World Rainforest Movement

Ghana: Norwegian biofuel company destroyed local forest to establish a large jatropha (1) plantation

Agriculture in Northern Ghana accounts for more than 90% of household incomes and employs more that 70% of the population in the region. Most of the agricultural production is by small-holders at subsistence level, reliant on seasonal rainfall which is unpredictable and sporadic. During the dry season much of the population is idle, forcing people to migrate to the more prosperous southern parts of the country where they are employed in menial jobs.

Rural communities who are desperate for incomes are enticed by developers who promise them a “better future” under the guise of jobs with the argument that they are currently only just surviving from the “unproductive land” and that they stand to earn a regular income if they give up the land for development. This argument fails to appreciate the African view of the meaning of the land to the community. While the initial temptation to give up the land to earn a wage is great, it portends of an ominous future where the community’s sovereignty, identity and their sense of community is lost because of the fragmentation that the community will suffer.

The strategy for the acquisition of the land often takes the following course. The imaginations of a few influential leaders in the community are captured. They are told about prospects for the community due to the project and they are swayed with promises of positions in the company or with monetary inducements. The idea is that these people do the necessary “footwork” in the villages where they spread the word about job opportunities. A document is then prepared, essentially a contract, to lease the land to the company. In the event of problems, the developer can press their claim by enforcing the ‘contract’ or agreement. When the legality of the process is not adequately scrutinized, the developers have their way but, subject to proper scrutiny, it emerges these contracts are not legally binding as they have not gone through the correct legal channels. This is what happened in the Alipe area.

In November 2007 a team from RAINS (Regional Advisory and Information Network Systems) discovered massive destruction of vegetation cover over a large stretch of land near a village called Alipe within the White Volta River basin about 30 kilometres from Tamale, the capital town of the Northern region of Ghana. Heavy agricultural machinery were systematically pulling down trees and decimating the area a few metres south of the village. The land had been stripped bare of all its vegetation cover. Enquiry revealed that the site was to be the beginning of a large jatropha plantation developed by a Norwegian biofuel company called BioFuel Africa – a subsidiary of Bio Fuel Norway.

Using national regulations, RAINS managed to get them to stop the destruction but not before more than 2 600 hectares of land had been stripped of its natural vegetation cover. Still, the identity of the company responsible for the development had not yet been disclosed. They were described simply as “some white men”. In this community, like in most parts of Ghana, over 80 percent of the land is held under communal ownership and more that 70 percent of this land is managed by traditional ruler-chiefs mainly on behalf the members of their traditional areas.
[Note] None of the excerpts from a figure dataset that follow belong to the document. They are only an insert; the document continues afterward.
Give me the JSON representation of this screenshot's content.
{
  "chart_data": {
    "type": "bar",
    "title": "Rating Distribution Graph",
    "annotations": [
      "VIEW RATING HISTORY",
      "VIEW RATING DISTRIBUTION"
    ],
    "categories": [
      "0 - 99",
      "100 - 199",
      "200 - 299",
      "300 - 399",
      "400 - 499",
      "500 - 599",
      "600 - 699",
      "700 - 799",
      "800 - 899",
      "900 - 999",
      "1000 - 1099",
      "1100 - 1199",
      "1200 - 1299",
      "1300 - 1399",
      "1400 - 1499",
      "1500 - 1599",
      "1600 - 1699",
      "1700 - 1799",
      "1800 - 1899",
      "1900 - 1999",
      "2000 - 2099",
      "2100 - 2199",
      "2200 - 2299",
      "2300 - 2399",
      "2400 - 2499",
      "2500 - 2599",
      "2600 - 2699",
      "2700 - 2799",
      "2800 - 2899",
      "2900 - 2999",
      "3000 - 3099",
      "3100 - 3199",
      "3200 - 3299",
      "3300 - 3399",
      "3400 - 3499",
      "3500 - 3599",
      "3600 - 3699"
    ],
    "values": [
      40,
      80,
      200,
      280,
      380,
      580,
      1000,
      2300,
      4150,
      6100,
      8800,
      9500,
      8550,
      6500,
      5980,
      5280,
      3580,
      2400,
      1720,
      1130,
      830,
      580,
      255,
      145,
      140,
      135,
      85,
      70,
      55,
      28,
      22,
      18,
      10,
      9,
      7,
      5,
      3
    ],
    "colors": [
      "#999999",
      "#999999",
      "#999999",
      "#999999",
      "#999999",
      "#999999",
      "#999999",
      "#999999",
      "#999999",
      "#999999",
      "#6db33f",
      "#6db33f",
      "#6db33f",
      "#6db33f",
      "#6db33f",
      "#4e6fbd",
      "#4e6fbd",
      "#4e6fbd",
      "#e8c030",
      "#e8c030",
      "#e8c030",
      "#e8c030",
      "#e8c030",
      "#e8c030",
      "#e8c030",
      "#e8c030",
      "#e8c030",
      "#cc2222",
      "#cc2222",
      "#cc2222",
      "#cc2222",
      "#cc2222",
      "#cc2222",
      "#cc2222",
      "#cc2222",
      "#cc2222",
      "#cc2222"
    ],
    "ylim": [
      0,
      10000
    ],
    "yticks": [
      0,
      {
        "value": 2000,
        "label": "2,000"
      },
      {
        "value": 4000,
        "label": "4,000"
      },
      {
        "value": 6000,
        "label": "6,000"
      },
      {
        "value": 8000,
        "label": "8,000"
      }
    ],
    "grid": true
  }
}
The chief was very categorical that he had not made such a grant and that he had also been battling with those “white people” to stop them – without much success. He confirmed that he “thumb printed” a document in the company of the Assemblyman of the area which had been brought to his palace by the “white people” but he did not confirm its contents. The Chief was initially unwilling to go against the wishes of his people as his efforts to stop the developers were being interpreted by the community as “driving away opportunities to earn an income during the current dry season”.
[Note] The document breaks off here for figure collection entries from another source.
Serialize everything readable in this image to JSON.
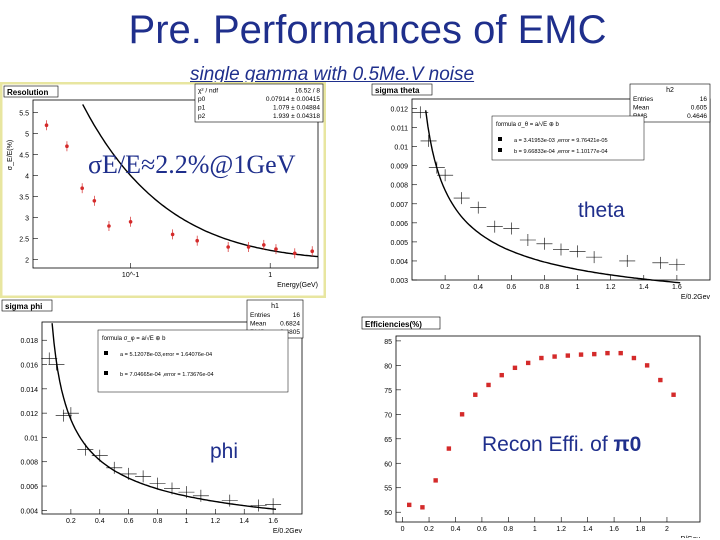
{
  "page": {
    "title": "Pre. Performances of EMC",
    "subtitle": "single gamma with 0.5Me.V noise",
    "resolution_label": "σE/E≈2.2%@1GeV",
    "theta_label": "theta",
    "phi_label": "phi",
    "effi_label_text": "Recon Effi. of ",
    "effi_label_particle": "π0"
  },
  "colors": {
    "text": "#1f2f8c",
    "marker": "#d42a2a",
    "curve": "#000000",
    "panel_frame": "#e8e6a0"
  },
  "chart_data": [
    {
      "id": "resolution",
      "type": "scatter",
      "title": "Resolution",
      "ylabel": "σ_E/E(%)",
      "xlabel": "Energy(GeV)",
      "xscale": "log",
      "xlim": [
        0.02,
        2.2
      ],
      "ylim": [
        1.8,
        5.8
      ],
      "yticks": [
        "2",
        "2.5",
        "3",
        "3.5",
        "4",
        "4.5",
        "5",
        "5.5"
      ],
      "yticks_values": [
        2,
        2.5,
        3,
        3.5,
        4,
        4.5,
        5,
        5.5
      ],
      "xticks": [
        "10^-1",
        "1"
      ],
      "xticks_values": [
        0.1,
        1
      ],
      "stats_box": [
        [
          "χ² / ndf",
          "16.52 / 8"
        ],
        [
          "p0",
          "0.07914 ± 0.00415"
        ],
        [
          "p1",
          "1.079 ± 0.04884"
        ],
        [
          "p2",
          "1.939 ± 0.04318"
        ]
      ],
      "x": [
        0.025,
        0.035,
        0.045,
        0.055,
        0.07,
        0.1,
        0.2,
        0.3,
        0.5,
        0.7,
        0.9,
        1.1,
        1.5,
        2.0
      ],
      "y": [
        5.2,
        4.7,
        3.7,
        3.4,
        2.8,
        2.9,
        2.6,
        2.45,
        2.3,
        2.3,
        2.35,
        2.25,
        2.15,
        2.2
      ],
      "fit": {
        "p0": 0.07914,
        "p1": 1.079,
        "p2": 1.939
      }
    },
    {
      "id": "sigma_theta",
      "type": "scatter",
      "title": "sigma theta",
      "xlabel": "E/0.2Gev",
      "xlim": [
        0,
        1.8
      ],
      "ylim": [
        0.003,
        0.0125
      ],
      "yticks": [
        "0.003",
        "0.004",
        "0.005",
        "0.006",
        "0.007",
        "0.008",
        "0.009",
        "0.01",
        "0.011",
        "0.012"
      ],
      "yticks_values": [
        0.003,
        0.004,
        0.005,
        0.006,
        0.007,
        0.008,
        0.009,
        0.01,
        0.011,
        0.012
      ],
      "xticks": [
        "0.2",
        "0.4",
        "0.6",
        "0.8",
        "1",
        "1.2",
        "1.4",
        "1.6"
      ],
      "xticks_values": [
        0.2,
        0.4,
        0.6,
        0.8,
        1,
        1.2,
        1.4,
        1.6
      ],
      "stats_name": "h2",
      "stats_box": [
        [
          "Entries",
          "16"
        ],
        [
          "Mean",
          "0.605"
        ],
        [
          "RMS",
          "0.4646"
        ]
      ],
      "formula": "formula σ_θ = a/√E ⊕ b",
      "legend": [
        "a = 3.41953e-03 ,error = 9.76421e-05",
        "b = 9.66833e-04 ,error = 1.10177e-04"
      ],
      "x": [
        0.05,
        0.1,
        0.15,
        0.2,
        0.3,
        0.4,
        0.5,
        0.6,
        0.7,
        0.8,
        0.9,
        1.0,
        1.1,
        1.3,
        1.5,
        1.6
      ],
      "y": [
        0.0118,
        0.0103,
        0.0089,
        0.0085,
        0.0073,
        0.0068,
        0.0058,
        0.0057,
        0.0051,
        0.0049,
        0.0046,
        0.0045,
        0.0042,
        0.004,
        0.0039,
        0.0038
      ],
      "fit": {
        "a": 0.00341953,
        "b": 0.000966833
      }
    },
    {
      "id": "sigma_phi",
      "type": "scatter",
      "title": "sigma phi",
      "xlabel": "E/0.2Gev",
      "xlim": [
        0,
        1.8
      ],
      "ylim": [
        0.0037,
        0.0195
      ],
      "yticks": [
        "0.004",
        "0.006",
        "0.008",
        "0.01",
        "0.012",
        "0.014",
        "0.016",
        "0.018"
      ],
      "yticks_values": [
        0.004,
        0.006,
        0.008,
        0.01,
        0.012,
        0.014,
        0.016,
        0.018
      ],
      "xticks": [
        "0.2",
        "0.4",
        "0.6",
        "0.8",
        "1",
        "1.2",
        "1.4",
        "1.6"
      ],
      "xticks_values": [
        0.2,
        0.4,
        0.6,
        0.8,
        1,
        1.2,
        1.4,
        1.6
      ],
      "stats_name": "h1",
      "stats_box": [
        [
          "Entries",
          "16"
        ],
        [
          "Mean",
          "0.6824"
        ],
        [
          "RMS",
          "0.4805"
        ]
      ],
      "formula": "formula σ_φ = a/√E ⊕ b",
      "legend": [
        "a = 5.12078e-03,error = 1.64076e-04",
        "b = 7.04665e-04 ,error = 1.73676e-04"
      ],
      "x": [
        0.05,
        0.1,
        0.15,
        0.2,
        0.3,
        0.4,
        0.5,
        0.6,
        0.7,
        0.8,
        0.9,
        1.0,
        1.1,
        1.3,
        1.5,
        1.6
      ],
      "y": [
        0.0165,
        0.016,
        0.0118,
        0.012,
        0.009,
        0.0085,
        0.0075,
        0.007,
        0.0068,
        0.0062,
        0.0058,
        0.0055,
        0.0052,
        0.0048,
        0.0044,
        0.0045
      ],
      "fit": {
        "a": 0.00512078,
        "b": 0.000704665
      }
    },
    {
      "id": "efficiencies",
      "type": "scatter",
      "title": "Efficiencies(%)",
      "xlabel": "P/Gev",
      "xlim": [
        -0.05,
        2.25
      ],
      "ylim": [
        48,
        86
      ],
      "yticks": [
        "50",
        "55",
        "60",
        "65",
        "70",
        "75",
        "80",
        "85"
      ],
      "yticks_values": [
        50,
        55,
        60,
        65,
        70,
        75,
        80,
        85
      ],
      "xticks": [
        "0",
        "0.2",
        "0.4",
        "0.6",
        "0.8",
        "1",
        "1.2",
        "1.4",
        "1.6",
        "1.8",
        "2"
      ],
      "xticks_values": [
        0,
        0.2,
        0.4,
        0.6,
        0.8,
        1,
        1.2,
        1.4,
        1.6,
        1.8,
        2
      ],
      "x": [
        0.05,
        0.15,
        0.25,
        0.35,
        0.45,
        0.55,
        0.65,
        0.75,
        0.85,
        0.95,
        1.05,
        1.15,
        1.25,
        1.35,
        1.45,
        1.55,
        1.65,
        1.75,
        1.85,
        1.95,
        2.05
      ],
      "y": [
        51.5,
        51,
        56.5,
        63,
        70,
        74,
        76,
        78,
        79.5,
        80.5,
        81.5,
        81.8,
        82,
        82.2,
        82.3,
        82.5,
        82.5,
        81.5,
        80,
        77,
        74
      ]
    }
  ]
}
After presentation of the case to the community by RAINS and further discussions, the community realised that BioFuel Africa’s promises were really a hoax. The community understood the impact that such a project would have on their lives individually and on the community in general and realized that the promise of jobs, shared prosperity and improved livelihoods – the Company’s main benefit to the community – were not really commitments but mere campaign gimmicks. But how long will this hold as they sit idle for the rest of the year until the rains come in April?
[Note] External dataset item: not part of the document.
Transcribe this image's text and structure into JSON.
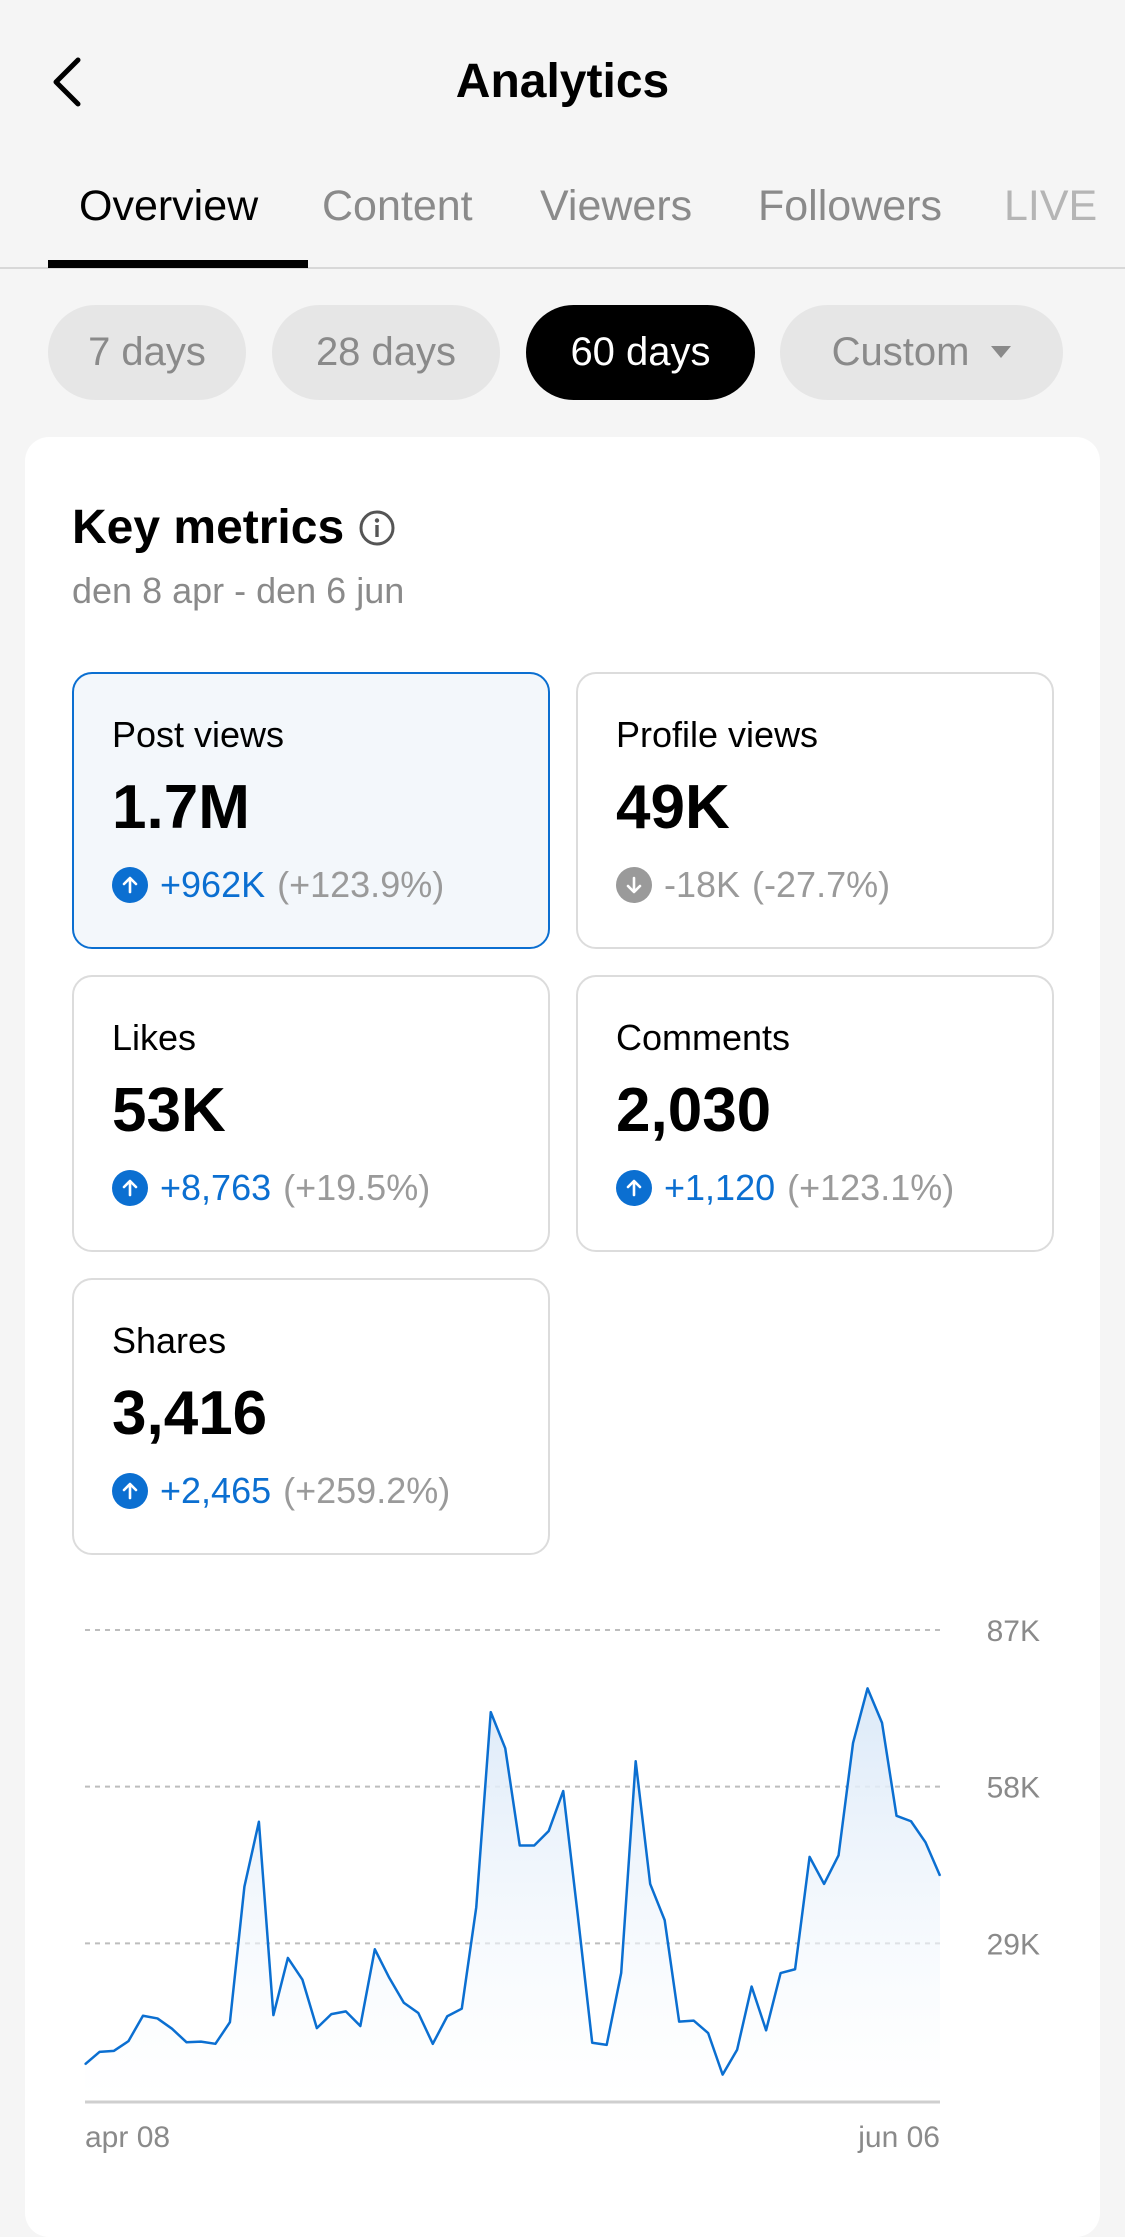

Most vocal indeed were the women at the session. Looking at BioFuel’s representative in the face a woman asked, “Look at all the sheanut trees you have cut down already and considering the fact that the nuts that I collect in a year give me cloth for the year and also a little capital. I can invest my petty income in the form of a ram and sometimes in a good year, I can buy a cow. Now you have destroyed the trees and you are promising me something you do not want to commit yourself to. Where then do you want me to go? What do you want me to do?”

Such is the story of how a Norwegian biofuel company took advantage of Africa’s traditional system of communal land ownership and current climate and economic pressure to claim and deforest large tracts of land in Kusawgu, Northern Ghana with the intention of creating “the largest jatropha plantation in the world”.

Excerpted from “Biofuel land grabbing in Northern Ghana”, by Bakari Nyari, Vice Chairman of Regional Advisory and Information Network Systems (RAINS), Ghana and African Biodiversity Network Steering Committee member,

(1) Jatropha curcas, is indigenous to Central America. Its oily seeds can be used to produce biodiesel. The plant, particularly the seeds, is toxic to humans and animals.